It Goes On


I am below my average functioning quota right now. I have been feeling really low for the last month or so. Within a few weeks a young friend of mine died and I watched a very triggering movie; since then I've been finding it harder and harder to come out of my shell each morning and accomplish anything. I know the movie being a trigger when placed next to something like a friend dying sounds out of place but it really did a number on me (not to mention another dear family friend passing away and my best friend leaving for 6 months). Maybe this all just happened to coincide with a dark wave or maybe it induced it; either way, it sucks.


I've been doing really well the last few months. I've been happier, more motivated, productive, social, etc. and I've been working SO freaking hard to maintain that state. You should see my dorm room, it's covered in Christmas lights, bright colours, pictures of my loved ones and motivational quotes. Every time I was feeling down, I'd cry for an hour and then get all dressed up and go out to socialize, pulling myself back together. This was no small feat. 

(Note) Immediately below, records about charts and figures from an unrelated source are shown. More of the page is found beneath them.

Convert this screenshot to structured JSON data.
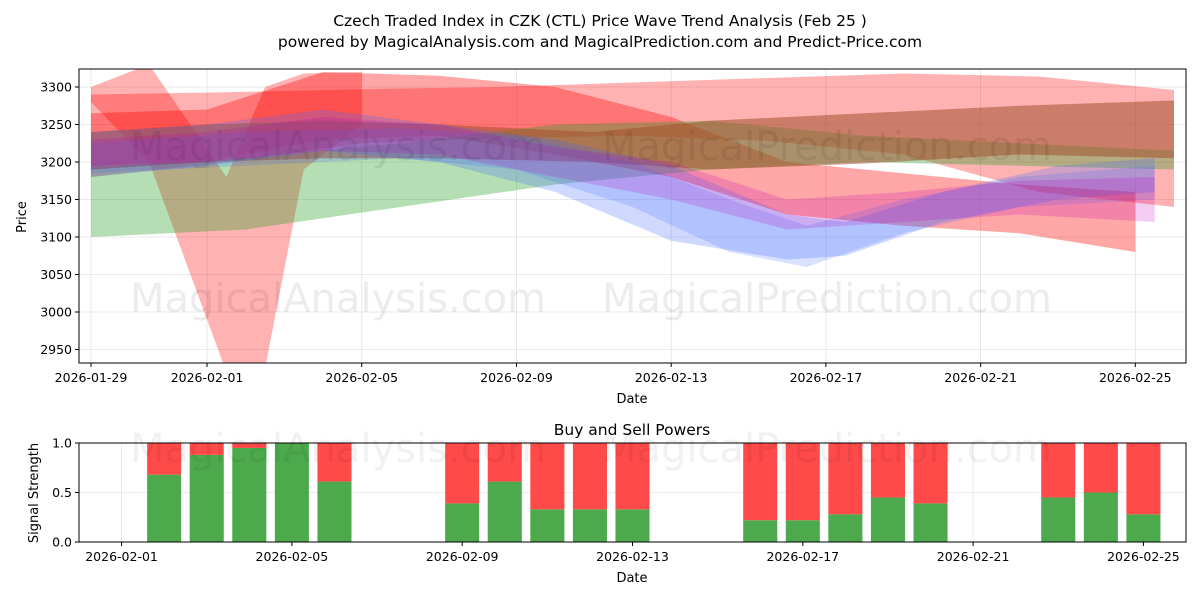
{
  "title": {
    "line1": "Czech Traded Index in CZK (CTL) Price Wave Trend Analysis (Feb 25 )",
    "line2": "powered by MagicalAnalysis.com and MagicalPrediction.com and Predict-Price.com"
  },
  "watermarks": {
    "left": "MagicalAnalysis.com",
    "right": "MagicalPrediction.com"
  },
  "colors": {
    "red_band": "#ff0000",
    "green_band": "#2ca02c",
    "blue_band": "#4169ff",
    "buy_bar": "#4caa4c",
    "sell_bar": "#ff4a4a"
  },
  "chart_data": [
    {
      "type": "area",
      "title": "",
      "xlabel": "Date",
      "ylabel": "Price",
      "ylim": [
        2932,
        3324
      ],
      "xlim": [
        "2026-01-29",
        "2026-02-26"
      ],
      "yticks": [
        2950,
        3000,
        3050,
        3100,
        3150,
        3200,
        3250,
        3300
      ],
      "xticks": [
        "2026-01-29",
        "2026-02-01",
        "2026-02-05",
        "2026-02-09",
        "2026-02-13",
        "2026-02-17",
        "2026-02-21",
        "2026-02-25"
      ],
      "grid": true,
      "series": [
        {
          "name": "red-wave-wide",
          "color": "#ff0000",
          "opacity": 0.3,
          "x": [
            0,
            3.5,
            7,
            10.5,
            14,
            17.5,
            21,
            24.5,
            28
          ],
          "upper": [
            3290,
            3293,
            3297,
            3300,
            3306,
            3312,
            3318,
            3314,
            3296
          ],
          "lower": [
            3180,
            3200,
            3225,
            3232,
            3235,
            3228,
            3210,
            3160,
            3140
          ]
        },
        {
          "name": "red-wave-spike",
          "color": "#ff0000",
          "opacity": 0.3,
          "x": [
            0,
            1.5,
            3.5,
            4.5,
            5.5,
            7
          ],
          "upper": [
            3300,
            3330,
            3180,
            3300,
            3318,
            3320
          ],
          "lower": [
            3280,
            3200,
            2920,
            2925,
            3190,
            3250
          ]
        },
        {
          "name": "red-wave-main",
          "color": "#ff0000",
          "opacity": 0.35,
          "x": [
            0,
            3,
            6,
            9,
            12,
            15,
            18,
            21,
            24,
            27
          ],
          "upper": [
            3265,
            3270,
            3320,
            3315,
            3300,
            3260,
            3200,
            3185,
            3170,
            3160
          ],
          "lower": [
            3190,
            3200,
            3230,
            3235,
            3210,
            3180,
            3130,
            3115,
            3105,
            3080
          ]
        },
        {
          "name": "green-wave",
          "color": "#2ca02c",
          "opacity": 0.35,
          "x": [
            0,
            4,
            8,
            12,
            16,
            20,
            24,
            28
          ],
          "upper": [
            3192,
            3205,
            3225,
            3250,
            3255,
            3235,
            3225,
            3215
          ],
          "lower": [
            3100,
            3110,
            3140,
            3170,
            3190,
            3200,
            3195,
            3190
          ]
        },
        {
          "name": "brown-wave",
          "color": "#a0522d",
          "opacity": 0.55,
          "x": [
            0,
            3,
            6,
            9,
            13,
            16,
            20,
            24,
            28
          ],
          "upper": [
            3240,
            3250,
            3255,
            3250,
            3240,
            3255,
            3265,
            3275,
            3282
          ],
          "lower": [
            3190,
            3200,
            3205,
            3205,
            3200,
            3190,
            3198,
            3210,
            3205
          ]
        },
        {
          "name": "blue-wave-a",
          "color": "#4169ff",
          "opacity": 0.25,
          "x": [
            0,
            3,
            6,
            9,
            12,
            15,
            18,
            19.5,
            22,
            25,
            27.5
          ],
          "upper": [
            3240,
            3250,
            3270,
            3250,
            3230,
            3195,
            3130,
            3120,
            3160,
            3195,
            3205
          ],
          "lower": [
            3180,
            3195,
            3215,
            3200,
            3160,
            3095,
            3070,
            3075,
            3120,
            3150,
            3160
          ]
        },
        {
          "name": "blue-wave-b",
          "color": "#4169ff",
          "opacity": 0.2,
          "x": [
            0,
            4,
            8,
            11,
            14,
            16.5,
            18.5,
            21,
            24,
            27.5
          ],
          "upper": [
            3225,
            3240,
            3245,
            3235,
            3200,
            3150,
            3115,
            3150,
            3180,
            3195
          ],
          "lower": [
            3185,
            3195,
            3205,
            3190,
            3140,
            3080,
            3060,
            3105,
            3140,
            3150
          ]
        },
        {
          "name": "magenta-wave",
          "color": "#c000c0",
          "opacity": 0.2,
          "x": [
            0,
            3,
            6,
            9,
            12,
            15,
            18,
            21,
            24,
            27.5
          ],
          "upper": [
            3230,
            3240,
            3260,
            3250,
            3220,
            3200,
            3150,
            3160,
            3175,
            3180
          ],
          "lower": [
            3195,
            3200,
            3215,
            3210,
            3180,
            3150,
            3110,
            3120,
            3130,
            3120
          ]
        }
      ]
    },
    {
      "type": "bar",
      "stacked": true,
      "title": "Buy and Sell Powers",
      "xlabel": "Date",
      "ylabel": "Signal Strength",
      "ylim": [
        0,
        1.0
      ],
      "yticks": [
        "0.0",
        "0.5",
        "1.0"
      ],
      "xlim": [
        "2026-01-31",
        "2026-02-26"
      ],
      "xticks": [
        "2026-02-01",
        "2026-02-05",
        "2026-02-09",
        "2026-02-13",
        "2026-02-17",
        "2026-02-21",
        "2026-02-25"
      ],
      "categories": [
        "2026-02-02",
        "2026-02-03",
        "2026-02-04",
        "2026-02-05",
        "2026-02-06",
        "2026-02-09",
        "2026-02-10",
        "2026-02-11",
        "2026-02-12",
        "2026-02-13",
        "2026-02-16",
        "2026-02-17",
        "2026-02-18",
        "2026-02-19",
        "2026-02-20",
        "2026-02-23",
        "2026-02-24",
        "2026-02-25"
      ],
      "series": [
        {
          "name": "Buy",
          "color": "#4caa4c",
          "values": [
            0.68,
            0.88,
            0.95,
            1.0,
            0.61,
            0.39,
            0.61,
            0.33,
            0.33,
            0.33,
            0.22,
            0.22,
            0.28,
            0.45,
            0.39,
            0.45,
            0.5,
            0.28
          ]
        },
        {
          "name": "Sell",
          "color": "#ff4a4a",
          "values": [
            0.32,
            0.12,
            0.05,
            0.0,
            0.39,
            0.61,
            0.39,
            0.67,
            0.67,
            0.67,
            0.78,
            0.78,
            0.72,
            0.55,
            0.61,
            0.55,
            0.5,
            0.72
          ]
        }
      ]
    }
  ]
}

That might be the most frustrating part of all; I've put so much effort into getting and staying better and now I feel like I'm starting to crumble again. This time beginning to sink completely caught me off guard because I had been doing so well for a prolonged period. I used to be comfortable being depressed and letting it own me, but I finally put down my shovel and climbed out of the hole. So why am I deteriorating again?


There is a difference this time though. This time I'm a lot more of an adult and better equipped to handle this than I ever have been. I still feel awful and it is still dreadful to deal with but I know this isn't the end game. I'll admit to being genuinely disappointed in myself when I begin to cry for no obvious reason because I think I should know better (or something). I should be grown up enough to know that nothing bad is happening. I know how to cope so I should be ok...except that's not how depression works. Logic doesn't change how you feel, which is true for most emotions but this has a special control over my mindset. 
"In three words I can sum up everything I've learned about life; it goes on." 
-Robert Frost

That having been said, I do know that life goes on. I managed to bounce back marvellously prior to now; maybe I can do it again or even bounce higher this time. Right now, I just have to accept where I'm at and try to manage it as best I can. I know what I need to do in order to keep going and although it's going to suck for a bit, it gets better again.

Essentially, I feel like garbage and that's ok. It's going to pass.